Siempre dejo la ventana abierta, procurando que entre aire de afuera a mi habitación, para evitar que el ambiente se enrarezca, que se haga denso y polvoso y adquiera ese olor a estancado, propio de las casas llenas de recuerdos y triques inútiles.
Entre las cortinas se cuela también la luz del sol (reconfortante durante los primeros días de agosto), y aquellas partículas diminutas que flotan encima de todas las camas se hacen visibles, bailando en el aire; reflejando la luz blanca. Algunos dicen que es pelusa o polvo o piel muerta, aunque lo más probable es que sea una mezcla de todas esas cosas; pero no por eso deja de tener cierto encanto y no por eso deja de ser entretenido.

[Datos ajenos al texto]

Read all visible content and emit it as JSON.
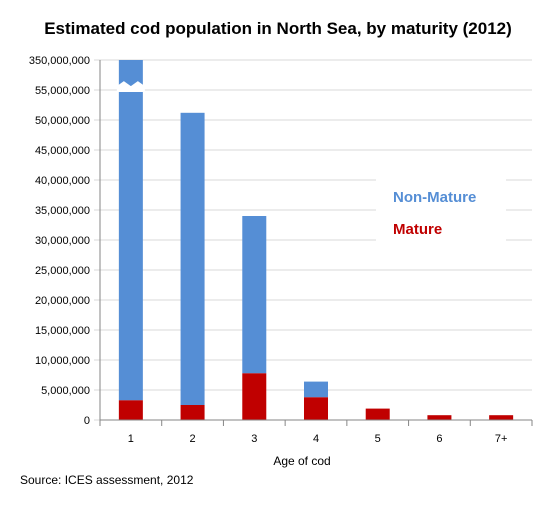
{
  "chart_data": {
    "type": "bar",
    "stacked": true,
    "title": "Estimated cod population in North Sea, by maturity (2012)",
    "xlabel": "Age of cod",
    "ylabel": "",
    "categories": [
      "1",
      "2",
      "3",
      "4",
      "5",
      "6",
      "7+"
    ],
    "series": [
      {
        "name": "Mature",
        "color": "#c00000",
        "values": [
          3300000,
          2500000,
          7800000,
          3800000,
          1900000,
          800000,
          800000
        ]
      },
      {
        "name": "Non-Mature",
        "color": "#558ed5",
        "values": [
          346700000,
          48700000,
          26200000,
          2600000,
          0,
          0,
          0
        ]
      }
    ],
    "ylim": [
      0,
      350000000
    ],
    "axis_break": {
      "after": 55000000,
      "top": 350000000
    },
    "y_ticks": [
      "0",
      "5,000,000",
      "10,000,000",
      "15,000,000",
      "20,000,000",
      "25,000,000",
      "30,000,000",
      "35,000,000",
      "40,000,000",
      "45,000,000",
      "50,000,000",
      "55,000,000",
      "350,000,000"
    ],
    "grid": true,
    "legend": {
      "position": "right",
      "entries": [
        "Non-Mature",
        "Mature"
      ]
    }
  },
  "source": "Source: ICES assessment, 2012"
}
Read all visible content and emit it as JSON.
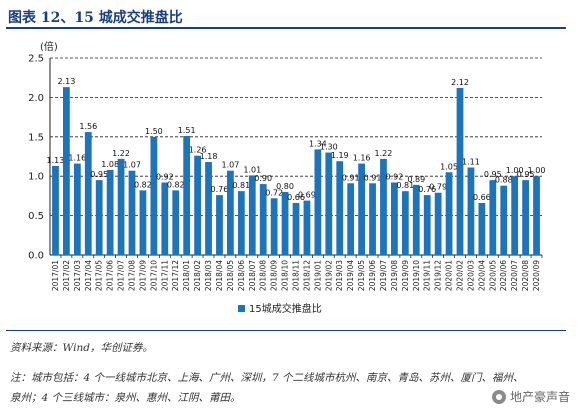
{
  "header": {
    "title": "图表 12、15 城成交推盘比"
  },
  "chart_data": {
    "type": "bar",
    "ylabel": "(倍)",
    "ylim": [
      0,
      2.5
    ],
    "yticks": [
      "0.0",
      "0.5",
      "1.0",
      "1.5",
      "2.0",
      "2.5"
    ],
    "grid": true,
    "legend_position": "bottom-center",
    "bar_color": "#1f73b8",
    "categories": [
      "2017/01",
      "2017/02",
      "2017/03",
      "2017/04",
      "2017/05",
      "2017/06",
      "2017/07",
      "2017/08",
      "2017/09",
      "2017/10",
      "2017/11",
      "2017/12",
      "2018/01",
      "2018/02",
      "2018/03",
      "2018/04",
      "2018/05",
      "2018/06",
      "2018/07",
      "2018/08",
      "2018/09",
      "2018/10",
      "2018/11",
      "2018/12",
      "2019/01",
      "2019/02",
      "2019/03",
      "2019/04",
      "2019/05",
      "2019/06",
      "2019/07",
      "2019/08",
      "2019/09",
      "2019/10",
      "2019/11",
      "2019/12",
      "2020/01",
      "2020/02",
      "2020/03",
      "2020/04",
      "2020/05",
      "2020/06",
      "2020/07",
      "2020/08",
      "2020/09"
    ],
    "series": [
      {
        "name": "15城成交推盘比",
        "values": [
          1.13,
          2.13,
          1.16,
          1.56,
          0.95,
          1.08,
          1.22,
          1.07,
          0.82,
          1.5,
          0.92,
          0.82,
          1.51,
          1.26,
          1.18,
          0.76,
          1.07,
          0.81,
          1.01,
          0.9,
          0.72,
          0.8,
          0.66,
          0.69,
          1.34,
          1.3,
          1.19,
          0.91,
          1.16,
          0.91,
          1.22,
          0.92,
          0.81,
          0.89,
          0.76,
          0.79,
          1.05,
          2.12,
          1.11,
          0.66,
          0.95,
          0.88,
          1.0,
          0.95,
          1.0
        ],
        "labels": [
          "1.13",
          "2.13",
          "1.16",
          "1.56",
          "0.95",
          "1.08",
          "1.22",
          "1.07",
          "0.82",
          "1.50",
          "0.92",
          "0.82",
          "1.51",
          "1.26",
          "1.18",
          "0.76",
          "1.07",
          "0.81",
          "1.01",
          "0.90",
          "0.72",
          "0.80",
          "0.66",
          "0.69",
          "1.34",
          "1.30",
          "1.19",
          "0.91",
          "1.16",
          "0.91",
          "1.22",
          "0.92",
          "0.81",
          "0.89",
          "0.76",
          "0.79",
          "1.05",
          "2.12",
          "1.11",
          "0.66",
          "0.95",
          "0.88",
          "1.00",
          "0.95",
          "1.00"
        ]
      }
    ]
  },
  "footer": {
    "source": "资料来源：Wind，华创证券。",
    "note_line1": "注：城市包括：4 个一线城市北京、上海、广州、深圳，7 个二线城市杭州、南京、青岛、苏州、厦门、福州、",
    "note_line2": "泉州；4 个三线城市：泉州、惠州、江阴、莆田。",
    "watermark": "地产豪声音"
  }
}
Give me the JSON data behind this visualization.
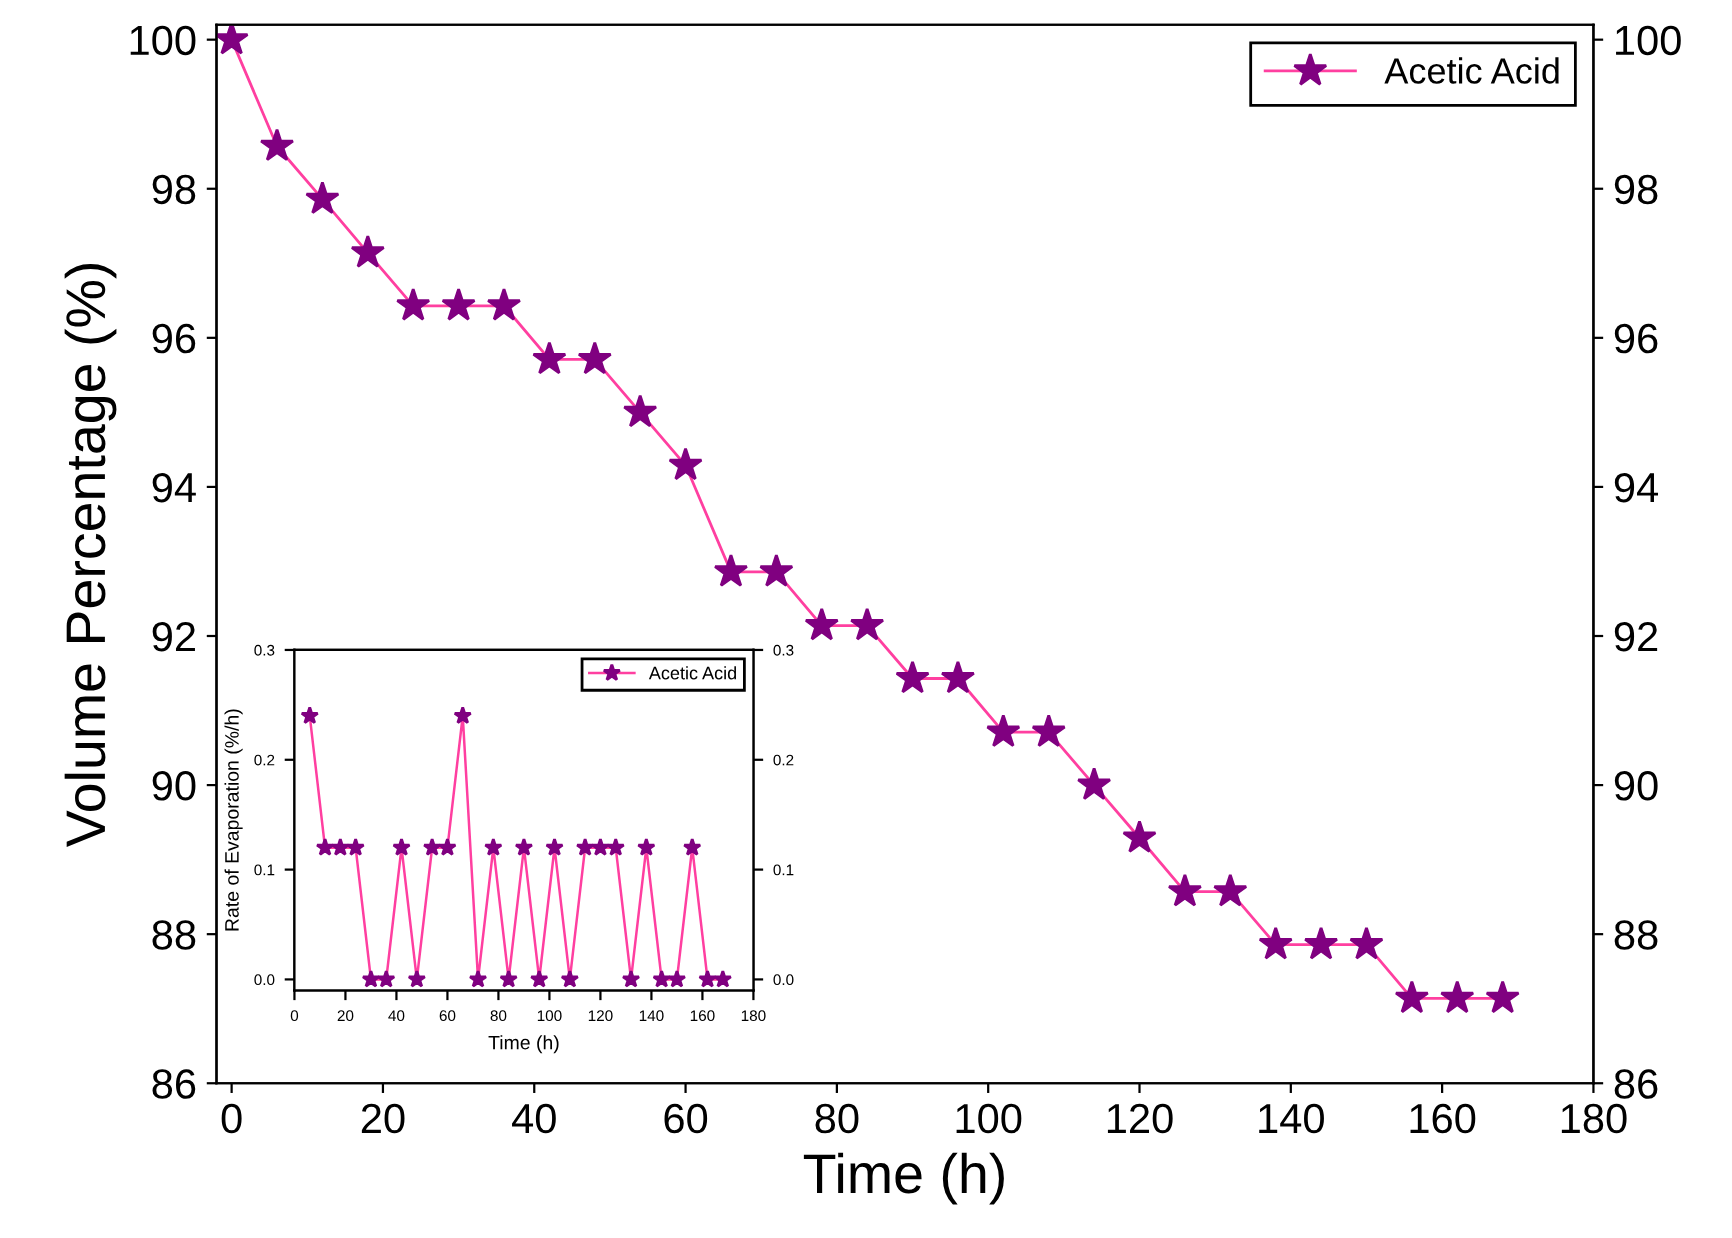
{
  "chart_data": [
    {
      "type": "line",
      "xlabel": "Time (h)",
      "ylabel": "Volume Percentage (%)",
      "x": [
        0,
        6,
        12,
        18,
        24,
        30,
        36,
        42,
        48,
        54,
        60,
        66,
        72,
        78,
        84,
        90,
        96,
        102,
        108,
        114,
        120,
        126,
        132,
        138,
        144,
        150,
        156,
        162,
        168
      ],
      "series": [
        {
          "name": "Acetic Acid",
          "color": "#800080",
          "values": [
            100,
            98.57,
            97.86,
            97.14,
            96.43,
            96.43,
            96.43,
            95.71,
            95.71,
            95.0,
            94.29,
            92.86,
            92.86,
            92.14,
            92.14,
            91.43,
            91.43,
            90.71,
            90.71,
            90.0,
            89.29,
            88.57,
            88.57,
            87.86,
            87.86,
            87.86,
            87.14,
            87.14,
            87.14
          ]
        }
      ],
      "xlim": [
        -2,
        180
      ],
      "xticks": [
        0,
        20,
        40,
        60,
        80,
        100,
        120,
        140,
        160,
        180
      ],
      "ylim": [
        86,
        100.2
      ],
      "yticks": [
        86,
        88,
        90,
        92,
        94,
        96,
        98,
        100
      ],
      "y2lim": [
        86,
        100.2
      ],
      "y2ticks": [
        86,
        88,
        90,
        92,
        94,
        96,
        98,
        100
      ],
      "marker": "star",
      "line_style": "solid",
      "legend": "top right",
      "grid": false
    },
    {
      "type": "line",
      "xlabel": "Time (h)",
      "ylabel": "Rate of Evaporation (%/h)",
      "x": [
        6,
        12,
        18,
        24,
        30,
        36,
        42,
        48,
        54,
        60,
        66,
        72,
        78,
        84,
        90,
        96,
        102,
        108,
        114,
        120,
        126,
        132,
        138,
        144,
        150,
        156,
        162,
        168
      ],
      "series": [
        {
          "name": "Acetic Acid",
          "color": "#800080",
          "values": [
            0.24,
            0.12,
            0.12,
            0.12,
            0,
            0,
            0.12,
            0,
            0.12,
            0.12,
            0.24,
            0,
            0.12,
            0,
            0.12,
            0,
            0.12,
            0,
            0.12,
            0.12,
            0.12,
            0,
            0.12,
            0,
            0,
            0.12,
            0,
            0
          ]
        }
      ],
      "xlim": [
        0,
        180
      ],
      "xticks": [
        0,
        20,
        40,
        60,
        80,
        100,
        120,
        140,
        160,
        180
      ],
      "ylim": [
        -0.01,
        0.3
      ],
      "yticks": [
        {
          "value": 0,
          "label": "0.0"
        },
        0.1,
        0.2,
        0.3
      ],
      "y2lim": [
        -0.01,
        0.3
      ],
      "y2ticks": [
        {
          "value": 0,
          "label": "0.0"
        },
        0.1,
        0.2,
        0.3
      ],
      "marker": "star",
      "line_style": "solid",
      "legend": "top right",
      "grid": false
    }
  ]
}
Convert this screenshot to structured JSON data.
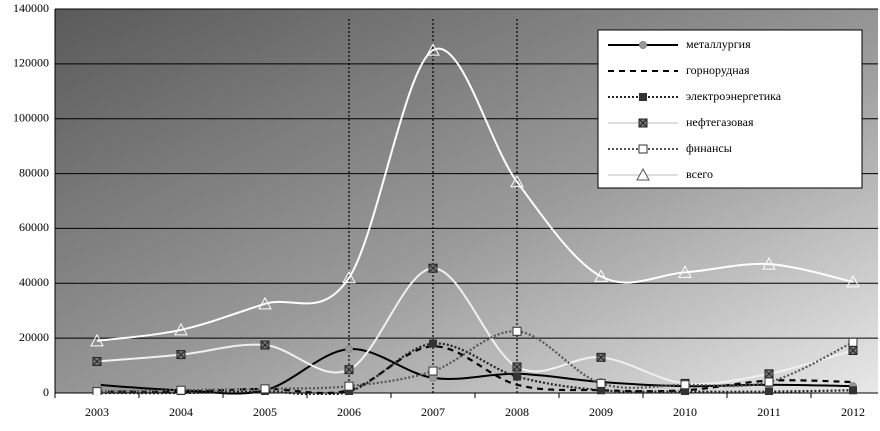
{
  "chart_data": {
    "type": "line",
    "categories": [
      "2003",
      "2004",
      "2005",
      "2006",
      "2007",
      "2008",
      "2009",
      "2010",
      "2011",
      "2012"
    ],
    "ylim": [
      0,
      140000
    ],
    "yticks": [
      0,
      20000,
      40000,
      60000,
      80000,
      100000,
      120000,
      140000
    ],
    "grid": true,
    "reference_lines_x": [
      "2006",
      "2007",
      "2008"
    ],
    "legend": "upper right",
    "series": [
      {
        "name": "металлургия",
        "color": "#000000",
        "dash": "solid",
        "marker": "circle",
        "values": [
          3000,
          1000,
          1000,
          16000,
          5500,
          7000,
          4000,
          2500,
          3000,
          2500
        ]
      },
      {
        "name": "горнорудная",
        "color": "#000000",
        "dash": "dash",
        "marker": "none",
        "values": [
          500,
          500,
          1500,
          1000,
          17000,
          3000,
          1000,
          1000,
          4500,
          4000
        ]
      },
      {
        "name": "электроэнергетика",
        "color": "#222222",
        "dash": "dot",
        "marker": "square-filled",
        "values": [
          0,
          0,
          500,
          500,
          18000,
          6000,
          1000,
          500,
          500,
          1000
        ]
      },
      {
        "name": "нефтегазовая",
        "color": "#f0f0f0",
        "dash": "solid",
        "marker": "square-x",
        "values": [
          11500,
          14000,
          17500,
          8500,
          45500,
          9500,
          13000,
          3500,
          7000,
          15500
        ]
      },
      {
        "name": "финансы",
        "color": "#555555",
        "dash": "dot",
        "marker": "square",
        "values": [
          500,
          1000,
          1500,
          2500,
          8000,
          22500,
          3500,
          3000,
          4000,
          18500
        ]
      },
      {
        "name": "всего",
        "color": "#ffffff",
        "dash": "solid",
        "marker": "triangle",
        "values": [
          19000,
          23000,
          32500,
          42000,
          125000,
          77000,
          42500,
          44000,
          47000,
          40500
        ]
      }
    ]
  }
}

Mi ventana da a la ventana de los vecinos, cuando se descuidan, desde mi cuarto puedo verlos sentarse a la mesa por las noches; pero casi siempre también ellos cierran sus cortinas y ese hueco a su intimidad queda vedado;
Del mismo modo que vedo el acceso a mi propia intimidad, al cerrar las cortinas reservo para mí a mis tardes acostado en la cama escuchando The talking heads con un cigarro en los labios, mis mañanas de rutina de ejercicio, los domingos comiendo palomitas. Al cerrar las cortinas mantengo para mí mis noches luengas y tristes o los días de estrés y enojo; y mantengo para mí las fotos de Monica Bellucci, Irène Jacob y Anita Ekberg que pegué en la pared. Para todo esto el límite es una barrera lábil e inflamable, que apenas opone resistencia al tacto de una mano: una cortina.
La misma cortina que se ondea con el aire fresco, que deja entre ver los rayos de luz que se cuelan en la habitación, que resplandece cuando el sol de las mañanas la toca, que colorea las paredes azules de amarillo, que sube y baja con los vaivenes del viento.